Hansen was used to being a sponge. "I've never been a vocal leader," said Hansen, who's much more comfortable quietly talking shop than he is carrying the banner and leading a charge.

In his first workouts this spring, Duncan marveled at the sharpness and quickness of Hansen's release. He tried to mimic it, but couldn't quite get it. Finally, Duncan approached him.

"I really, really asked him, when it counted, to see how he got it," Duncan said. "He gets up there, and he just knows which way to go. I admired that, so I had to ask him. He’s one of the best that we’ve got, just off the release. Some things, I’ll go up to him and ask him things – how did you do this and that? – and he’ll show me, without any problem."

Five-star freshman Demetris Robertson, with his effortless speed, has taken after Hansen, the no-offer, no-star former walk-on.

“Really, [I'm] just looking at everything he does," said Robertson. "Coach is telling me to model myself after him. That’s what I’m trying to do – how he runs his routes, how he comes off the line of scrimmage, how tough he is with the defender – I’m trying to base my game off of his.”

Hansen, too, was an eager learner. Watching the physicality of Lawler and Harris, the way Davis used his speed, he cribbed bits and pieces of each of their styles. Instead of purely speaking with his speed, Hansen now speaks with his body. He's gained 10 pounds this offseason, and at 6-foot-2, 205, he's become strong enough to finish catches over the middle, where last year, he couldn't quite compete with bulkier linebackers.

“I think that’s something that I’ve always wanted to do, and now I can do it," he said. "I’ve always seen the big guys here – like Kenny or Maurice – be able to use their speed and quickness, but also their strength and size. I wanted to get a little bit bigger, stronger, but try to keep my speed, as well.” Lawler and Harris were the two teachers Hansen most closely followed, and the two from whom he most frequently pilfered. That's how Hansen has cobbled together his style -- fast but physical, sure-handed but quick, disciplined yet explosive -- he's taken bits and pieces from every receiver he's encountered, even the young ones.
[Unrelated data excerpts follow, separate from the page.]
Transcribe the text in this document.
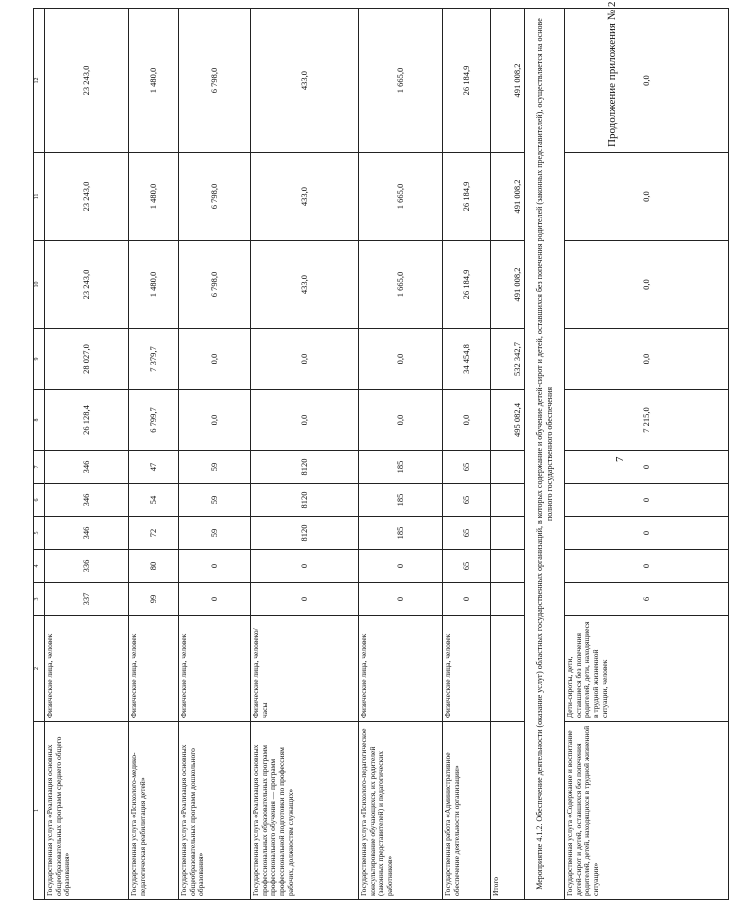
7
Продолжение приложения № 2
1	2	3	4	5	6	7	8	9	10	11	12
Государственная услуга «Реализация основных общеобразовательных программ среднего общего образования»	Физические лица, человек	337	336	346	346	346	26 128,4	28 027,0	23 243,0	23 243,0	23 243,0
Государственная услуга «Психолого-медико-педагогическая реабилитация детей»	Физические лица, человек	99	80	72	54	47	6 799,7	7 379,7	1 480,0	1 480,0	1 480,0
Государственная услуга «Реализация основных общеобразовательных программ дошкольного образования»	Физические лица, человек	0	0	59	59	59	0,0	0,0	6 798,0	6 798,0	6 798,0
Государственная услуга «Реализация основных профессиональных образовательных программ профессионального обучения — программ профессиональной подготовки по профессиям рабочих, должностям служащих»	Физические лица, человеко/часы	0	0	8120	8120	8120	0,0	0,0	433,0	433,0	433,0
Государственная услуга «Психолого-педагогическое консультирование обучающихся, их родителей (законных представителей) и педагогических работников»	Физические лица, человек	0	0	185	185	185	0,0	0,0	1 665,0	1 665,0	1 665,0
Государственная работа «Административное обеспечение деятельности организации»	Физические лица, человек	0	65	65	65	65	0,0	34 454,8	26 184,9	26 184,9	26 184,9
Итого							495 082,4	532 342,7	491 008,2	491 008,2	491 008,2
Мероприятие 4.1.2. Обеспечение деятельности (оказание услуг) областных государственных организаций, в которых содержание и обучение детей-сирот и детей, оставшихся без попечения родителей (законных представителей), осуществляется на основе полного государственного обеспечения											
Государственная услуга «Содержание и воспитание детей-сирот и детей, оставшихся без попечения родителей, детей, находящихся в трудной жизненной ситуации»	Дети-сироты, дети, оставшиеся без попечения родителей, дети, находящиеся в трудной жизненной ситуации, человек	6	0	0	0	0	7 215,0	0,0	0,0	0,0	0,0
“I take stuff from [Gamble], he takes stuff from me," Hansen said. "I see something that works for them, I’m going to try it out, try to steal what they’ve got.”

Hansen has also encouraged the young receivers to do the same, and he's found eager students, just as he was, two years ago.

“I’ve always seen him as composed, holding himself together," Gamble said. "I’ve never seen him change his persona. He’s always himself. I respect that. He’s Chad Hansen. He’s not trying to change himself. He just is who he is.”

“I’m just trying to do what they did for me," Hansen said. "They took me under their wing, so I’m just trying to help all the younger guys, just like they helped me. That’s my job. I’ve never had this position before, so I’m just trying to embrace it.”